A Walk with William James, Part 2: Habit

I have written a great deal about the volitional capacities of humans. Specifically, I've repeatedly made contrasts between two positions: Weak Volitionalism and Strong Volitionalism. Summarizing greatly:

Strong volitionalism: The view the the human "will" is very strong, it is able to easily overcome genetic and environmental influences.

Weak volitionalism: The view that the human "will" is very weak, it struggles to overcome genetic and environmental influences.

I've often argued in this space that churches need to adopt weak volitional models in their spiritual formation efforts. By contrast, most churches I know of have strong volitional models in place. Basically, the common church formulation is this: If people possess strong volitional capacities then churches need to do very little to change people. I've been arguing just the opposite: Since people possess weak volitional capacities churches will need to do MORE to effect change in people's lives. Schematically,

This is the dominant model in most churches:

Strong volitional people + weak church interventions = Big Behavioral Change

But this is what I think is actually going on:

Weak volitional people + weak church interventions = Little Behavioral Change

What do I mean by "weak church interventions"? Basically, in most of the churches I know the main spiritual formation interventions are rhetorical persuasion (preaching) and pedagogy (teaching). These are weak interventions in that they rely on mere words to effect behavioral change. Revisiting our equations, this is what is going on in many churches:

Weak volitional people + (rhetorical persuasion + preaching) = Little Behavioral change

How to change this? We need to add a stronger piece to the church interventions. What is that piece? I think it is habit formation. And that brings us back to William James.

One of the greatest pieces of psychological writing ever written is James' chapter on Habit in this magisterial The Principles of Psychology, one of the first psychology textbooks ever published. In this post, I'd like to share the wisdom from Habit as I think it presents a very different vision of behavior change compared to the ascendent models in most churches.

James starts Habit with this observation: "When we look at living creatures from an outward point of view, one of the first things that strike us is that they are bundles of habits." Later, James calls habit the "enormous fly-wheel of society" and "an invisible law, as strong as gravitation." His point is simply this: Despite our feelings to the contrary, from the time we wake in the morning to the time we go back to sleep most, if not all, of our actions are deeply set in the grooves of habit. It follows, then, that much of our happiness and virtue, or misery or vice, is due to the kinds of habits we have acquired over the years. The goal, therefore, is to learn to cultivate habits that lead to virtue and holiness.

How do we do this? James states: "The great thing, then, in all education, is to make our nervous system our ally instead of our enemy." We do this, according to James, by making small, daily choices that build up a fund or reservoir of virtue: Habit is "to fund and capitalize our acquisitions, and live at ease upon the interest of the fund."

How do we build this fund of habit? James gives some specifics: "Accumulate all the possible circumstances which shall re-enforce the right motives; put yourself assiduously in conditions that encourage the new way; make engagements incompatible with the old; take a public pledge, if the case allows; in short, envelop your resolution with every aid you know."

In addition, we must practice the habit of saying no to ourselves: "...do every day to two something for no other reason than that you would rather not do it, so that when the hour of dire need draws neigh, it may find you not unnerved and untrained to stand the test. Asceticism of this sort is like the insurance which a man pays on his house and goods. The tax does him no good at the time, and possibly may never bring him a return. But if the fire does come, his having paid it will be his salvation from ruin."

Finally, much care should be taken to not lapse while the new habit is being acquired: "Each lapse is like the letting fall of a ball of string which one is carefully winding up; a single slip undoes more than a great many turns will wind again." These lapses add up to a failed character-formation project: "The hell to be endured hereafter, of which theology tells, is no worse than the hell we make for ourselves in this world by habitually fashioning our characters in the wrong way."

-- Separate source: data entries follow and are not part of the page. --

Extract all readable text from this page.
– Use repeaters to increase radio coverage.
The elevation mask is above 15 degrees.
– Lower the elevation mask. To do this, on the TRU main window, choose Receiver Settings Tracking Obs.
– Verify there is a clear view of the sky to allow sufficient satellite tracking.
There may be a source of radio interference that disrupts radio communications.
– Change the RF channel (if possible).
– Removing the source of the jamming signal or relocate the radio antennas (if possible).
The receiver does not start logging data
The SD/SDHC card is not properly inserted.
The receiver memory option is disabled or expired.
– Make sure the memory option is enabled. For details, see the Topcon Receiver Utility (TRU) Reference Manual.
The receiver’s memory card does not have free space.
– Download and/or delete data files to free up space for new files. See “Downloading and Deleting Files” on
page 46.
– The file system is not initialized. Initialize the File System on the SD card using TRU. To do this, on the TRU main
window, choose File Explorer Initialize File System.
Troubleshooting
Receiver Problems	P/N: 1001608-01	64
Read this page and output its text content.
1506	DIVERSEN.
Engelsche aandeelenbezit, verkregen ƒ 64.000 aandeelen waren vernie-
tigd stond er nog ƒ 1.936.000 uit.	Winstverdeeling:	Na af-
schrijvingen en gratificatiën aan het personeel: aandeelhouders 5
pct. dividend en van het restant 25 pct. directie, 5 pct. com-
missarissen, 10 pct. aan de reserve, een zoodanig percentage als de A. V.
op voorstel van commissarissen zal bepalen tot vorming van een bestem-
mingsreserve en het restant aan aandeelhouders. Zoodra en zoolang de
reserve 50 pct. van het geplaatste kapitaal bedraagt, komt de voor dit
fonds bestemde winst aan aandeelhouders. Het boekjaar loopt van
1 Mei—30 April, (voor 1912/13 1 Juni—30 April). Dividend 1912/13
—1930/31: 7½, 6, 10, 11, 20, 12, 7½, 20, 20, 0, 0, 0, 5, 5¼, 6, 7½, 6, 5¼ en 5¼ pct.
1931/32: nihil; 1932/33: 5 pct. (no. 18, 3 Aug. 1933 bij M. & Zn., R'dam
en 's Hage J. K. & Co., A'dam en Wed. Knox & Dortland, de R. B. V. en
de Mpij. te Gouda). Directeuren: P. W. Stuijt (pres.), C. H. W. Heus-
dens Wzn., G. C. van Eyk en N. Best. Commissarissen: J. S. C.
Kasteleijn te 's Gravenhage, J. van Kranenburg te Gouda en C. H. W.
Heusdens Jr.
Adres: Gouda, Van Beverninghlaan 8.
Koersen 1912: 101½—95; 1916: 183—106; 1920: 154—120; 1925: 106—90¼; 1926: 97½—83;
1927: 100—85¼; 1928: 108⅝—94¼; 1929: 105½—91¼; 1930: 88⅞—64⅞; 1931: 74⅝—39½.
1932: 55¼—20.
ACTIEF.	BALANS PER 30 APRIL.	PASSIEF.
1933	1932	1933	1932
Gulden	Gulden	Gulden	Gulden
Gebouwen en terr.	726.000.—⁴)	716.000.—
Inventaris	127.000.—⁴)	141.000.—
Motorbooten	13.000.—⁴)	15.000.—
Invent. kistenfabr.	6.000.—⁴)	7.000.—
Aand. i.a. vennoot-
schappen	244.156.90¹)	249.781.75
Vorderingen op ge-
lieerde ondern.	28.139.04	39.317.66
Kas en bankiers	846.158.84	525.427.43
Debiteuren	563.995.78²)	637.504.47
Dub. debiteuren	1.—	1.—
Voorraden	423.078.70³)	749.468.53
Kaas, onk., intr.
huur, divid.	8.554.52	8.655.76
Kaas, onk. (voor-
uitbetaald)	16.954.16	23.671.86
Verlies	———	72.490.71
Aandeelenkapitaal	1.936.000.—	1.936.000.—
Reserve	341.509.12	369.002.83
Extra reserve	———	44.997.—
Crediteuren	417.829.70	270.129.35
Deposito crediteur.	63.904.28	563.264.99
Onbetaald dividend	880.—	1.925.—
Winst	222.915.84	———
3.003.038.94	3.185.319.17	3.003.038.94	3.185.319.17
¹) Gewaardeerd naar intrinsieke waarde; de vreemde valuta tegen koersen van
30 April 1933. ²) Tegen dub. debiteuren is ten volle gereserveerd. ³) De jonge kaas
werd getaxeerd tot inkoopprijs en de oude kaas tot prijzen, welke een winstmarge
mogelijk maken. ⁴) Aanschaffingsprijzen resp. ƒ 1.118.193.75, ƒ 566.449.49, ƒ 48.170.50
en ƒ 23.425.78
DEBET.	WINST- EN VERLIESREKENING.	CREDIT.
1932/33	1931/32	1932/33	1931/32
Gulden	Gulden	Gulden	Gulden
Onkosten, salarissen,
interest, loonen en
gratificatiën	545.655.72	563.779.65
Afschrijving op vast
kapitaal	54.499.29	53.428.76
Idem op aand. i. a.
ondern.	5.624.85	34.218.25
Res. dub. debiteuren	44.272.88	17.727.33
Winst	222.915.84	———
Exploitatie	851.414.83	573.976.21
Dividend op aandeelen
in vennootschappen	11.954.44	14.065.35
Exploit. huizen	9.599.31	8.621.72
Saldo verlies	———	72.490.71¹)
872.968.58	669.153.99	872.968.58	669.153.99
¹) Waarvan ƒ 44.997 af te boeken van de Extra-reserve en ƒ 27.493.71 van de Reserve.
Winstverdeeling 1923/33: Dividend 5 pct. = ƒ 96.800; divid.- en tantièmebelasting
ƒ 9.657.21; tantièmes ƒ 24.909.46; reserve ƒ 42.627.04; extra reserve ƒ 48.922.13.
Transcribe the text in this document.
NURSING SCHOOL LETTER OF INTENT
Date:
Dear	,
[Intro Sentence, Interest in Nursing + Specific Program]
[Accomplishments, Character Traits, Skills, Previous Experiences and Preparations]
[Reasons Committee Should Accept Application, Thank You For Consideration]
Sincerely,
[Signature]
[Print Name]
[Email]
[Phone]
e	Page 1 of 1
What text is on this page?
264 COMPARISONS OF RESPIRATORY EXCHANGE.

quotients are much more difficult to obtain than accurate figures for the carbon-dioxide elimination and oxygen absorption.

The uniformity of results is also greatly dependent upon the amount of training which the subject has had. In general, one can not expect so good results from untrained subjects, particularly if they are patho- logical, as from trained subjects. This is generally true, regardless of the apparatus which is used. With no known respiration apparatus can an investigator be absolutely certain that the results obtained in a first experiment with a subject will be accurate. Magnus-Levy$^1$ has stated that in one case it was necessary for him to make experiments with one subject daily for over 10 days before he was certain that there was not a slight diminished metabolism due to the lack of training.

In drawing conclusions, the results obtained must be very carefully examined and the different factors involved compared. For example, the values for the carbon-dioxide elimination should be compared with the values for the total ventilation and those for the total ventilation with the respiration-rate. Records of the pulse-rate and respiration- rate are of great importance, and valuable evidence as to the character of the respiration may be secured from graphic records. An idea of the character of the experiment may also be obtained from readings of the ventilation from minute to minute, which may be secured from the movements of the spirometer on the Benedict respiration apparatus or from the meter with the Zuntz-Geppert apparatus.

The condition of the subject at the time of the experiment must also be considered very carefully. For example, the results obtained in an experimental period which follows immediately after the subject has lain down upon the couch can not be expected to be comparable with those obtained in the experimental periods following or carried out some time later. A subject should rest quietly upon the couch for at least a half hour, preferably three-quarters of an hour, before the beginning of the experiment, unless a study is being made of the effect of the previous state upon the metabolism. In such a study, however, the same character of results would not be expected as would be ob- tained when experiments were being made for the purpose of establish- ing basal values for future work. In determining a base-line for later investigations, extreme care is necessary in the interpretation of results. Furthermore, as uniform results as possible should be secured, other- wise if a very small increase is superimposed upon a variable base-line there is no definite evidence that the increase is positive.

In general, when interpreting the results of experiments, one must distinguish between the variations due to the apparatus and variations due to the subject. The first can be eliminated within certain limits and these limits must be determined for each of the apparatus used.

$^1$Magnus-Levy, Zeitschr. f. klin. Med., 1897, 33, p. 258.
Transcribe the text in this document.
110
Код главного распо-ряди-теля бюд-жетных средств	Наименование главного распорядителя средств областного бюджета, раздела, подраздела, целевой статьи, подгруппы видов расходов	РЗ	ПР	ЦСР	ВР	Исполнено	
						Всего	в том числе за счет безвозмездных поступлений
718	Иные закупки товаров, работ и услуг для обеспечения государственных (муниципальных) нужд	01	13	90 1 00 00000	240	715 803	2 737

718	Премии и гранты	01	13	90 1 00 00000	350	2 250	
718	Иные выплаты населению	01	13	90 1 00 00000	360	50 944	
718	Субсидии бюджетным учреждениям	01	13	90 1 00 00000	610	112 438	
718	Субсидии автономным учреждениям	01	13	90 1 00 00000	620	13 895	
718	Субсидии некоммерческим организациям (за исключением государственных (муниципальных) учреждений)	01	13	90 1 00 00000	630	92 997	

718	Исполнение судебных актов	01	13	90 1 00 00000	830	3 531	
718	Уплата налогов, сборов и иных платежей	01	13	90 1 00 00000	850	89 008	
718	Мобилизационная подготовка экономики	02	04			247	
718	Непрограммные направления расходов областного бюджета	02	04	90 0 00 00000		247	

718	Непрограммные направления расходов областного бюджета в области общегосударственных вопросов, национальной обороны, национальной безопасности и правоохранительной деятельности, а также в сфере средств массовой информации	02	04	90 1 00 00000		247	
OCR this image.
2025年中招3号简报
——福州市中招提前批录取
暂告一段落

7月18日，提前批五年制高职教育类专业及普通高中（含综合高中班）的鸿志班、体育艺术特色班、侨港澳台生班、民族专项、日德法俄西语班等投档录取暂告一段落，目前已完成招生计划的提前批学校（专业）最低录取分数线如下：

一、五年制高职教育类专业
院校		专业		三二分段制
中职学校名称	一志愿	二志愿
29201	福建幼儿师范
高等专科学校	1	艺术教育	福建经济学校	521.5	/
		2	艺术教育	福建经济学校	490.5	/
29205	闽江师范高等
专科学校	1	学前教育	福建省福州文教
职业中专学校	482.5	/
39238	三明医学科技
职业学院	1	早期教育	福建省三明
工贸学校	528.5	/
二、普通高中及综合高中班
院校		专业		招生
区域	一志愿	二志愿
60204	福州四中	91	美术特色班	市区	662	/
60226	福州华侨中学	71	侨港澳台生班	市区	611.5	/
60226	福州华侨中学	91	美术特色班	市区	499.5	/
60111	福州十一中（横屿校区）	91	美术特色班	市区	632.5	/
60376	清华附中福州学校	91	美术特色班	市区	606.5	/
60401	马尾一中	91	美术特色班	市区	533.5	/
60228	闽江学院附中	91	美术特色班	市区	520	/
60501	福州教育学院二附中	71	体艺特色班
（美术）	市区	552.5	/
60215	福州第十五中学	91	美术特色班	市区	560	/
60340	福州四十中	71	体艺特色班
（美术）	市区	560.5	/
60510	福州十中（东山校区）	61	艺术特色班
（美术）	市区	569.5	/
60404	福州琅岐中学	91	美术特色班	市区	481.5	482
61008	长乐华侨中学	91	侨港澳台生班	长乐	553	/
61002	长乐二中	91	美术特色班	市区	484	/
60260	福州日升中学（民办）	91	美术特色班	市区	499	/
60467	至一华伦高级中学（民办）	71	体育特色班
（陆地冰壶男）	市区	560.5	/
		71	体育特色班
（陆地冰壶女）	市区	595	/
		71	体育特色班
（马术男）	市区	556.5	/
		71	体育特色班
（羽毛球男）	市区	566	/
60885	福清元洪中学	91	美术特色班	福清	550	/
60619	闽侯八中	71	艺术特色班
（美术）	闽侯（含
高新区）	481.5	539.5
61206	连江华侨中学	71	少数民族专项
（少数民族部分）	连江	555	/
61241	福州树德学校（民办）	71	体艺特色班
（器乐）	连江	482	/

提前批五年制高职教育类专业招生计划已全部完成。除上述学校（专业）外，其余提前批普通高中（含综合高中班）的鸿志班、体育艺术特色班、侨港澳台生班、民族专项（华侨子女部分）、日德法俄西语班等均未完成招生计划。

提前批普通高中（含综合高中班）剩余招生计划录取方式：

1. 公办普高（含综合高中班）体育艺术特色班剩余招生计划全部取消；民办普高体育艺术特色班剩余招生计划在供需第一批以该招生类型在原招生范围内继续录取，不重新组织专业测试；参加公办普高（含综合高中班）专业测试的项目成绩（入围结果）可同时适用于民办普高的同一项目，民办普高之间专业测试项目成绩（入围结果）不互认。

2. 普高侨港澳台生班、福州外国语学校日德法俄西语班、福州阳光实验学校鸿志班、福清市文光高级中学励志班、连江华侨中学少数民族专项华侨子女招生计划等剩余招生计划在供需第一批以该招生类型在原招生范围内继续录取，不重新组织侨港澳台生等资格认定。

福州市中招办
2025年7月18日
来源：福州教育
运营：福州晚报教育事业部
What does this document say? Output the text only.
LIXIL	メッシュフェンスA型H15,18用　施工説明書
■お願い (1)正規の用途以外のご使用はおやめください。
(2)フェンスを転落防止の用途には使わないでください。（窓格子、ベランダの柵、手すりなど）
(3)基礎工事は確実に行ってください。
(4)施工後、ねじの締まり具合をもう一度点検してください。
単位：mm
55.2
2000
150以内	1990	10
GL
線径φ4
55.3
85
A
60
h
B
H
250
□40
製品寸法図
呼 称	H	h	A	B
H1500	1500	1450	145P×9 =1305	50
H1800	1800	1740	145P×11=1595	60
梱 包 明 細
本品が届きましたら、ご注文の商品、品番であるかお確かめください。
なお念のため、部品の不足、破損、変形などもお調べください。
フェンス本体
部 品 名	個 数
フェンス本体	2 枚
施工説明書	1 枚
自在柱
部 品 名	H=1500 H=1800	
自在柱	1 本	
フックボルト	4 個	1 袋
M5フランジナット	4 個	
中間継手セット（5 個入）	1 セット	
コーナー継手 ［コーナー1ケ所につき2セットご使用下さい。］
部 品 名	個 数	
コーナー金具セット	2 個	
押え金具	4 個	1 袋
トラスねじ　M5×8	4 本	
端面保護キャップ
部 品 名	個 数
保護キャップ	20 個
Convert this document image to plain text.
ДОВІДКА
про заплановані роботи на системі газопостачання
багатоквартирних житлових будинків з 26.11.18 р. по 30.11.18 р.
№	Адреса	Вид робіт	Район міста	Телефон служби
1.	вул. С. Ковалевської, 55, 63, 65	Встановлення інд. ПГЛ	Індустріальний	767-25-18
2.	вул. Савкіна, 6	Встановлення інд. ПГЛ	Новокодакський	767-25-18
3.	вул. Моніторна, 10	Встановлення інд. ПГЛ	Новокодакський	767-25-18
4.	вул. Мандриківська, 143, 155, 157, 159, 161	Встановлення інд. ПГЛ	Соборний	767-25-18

In all of this, James shows his weak volitional assumptions, dismissing the efficacy of mere words to effect habit acquisition: "No matter how full a reservoir of maxims one may possess, and no matter how good one's sentiments may be, if one has not taken advantage of every concrete opportunity to act, one's character may remain entirely unaffected for the better. With mere good intentions, hell is proverbially paved."

The big idea here is that habit-formation is a slow, intentional and gradual process. Habits, like coral reefs, accrete. More from the poetic pen of James: "We are spinning our own fates, good or evil, and never to be undone. Every smallest stroke of virtue or of vice leaves its never so little scar."

This realization means that every little choice counts: "The drunken Rip Van Winkle, in Jefferson's play, excuses himself for every fresh dereliction by saying, 'I won't count this time!' Well, he may not count it, and a kind of Heaven may not count it; but it is being counted none the less. Down among his nerve-cells and fibers the molecules are counting it, registering and storing it up to be used against him when the next temptation comes. Nothing we ever do is, in strict scientific literalness, wiped out." But, concludes James, "Of course, this has its good sides as well as its bad one."

May the church learn to harness the good side.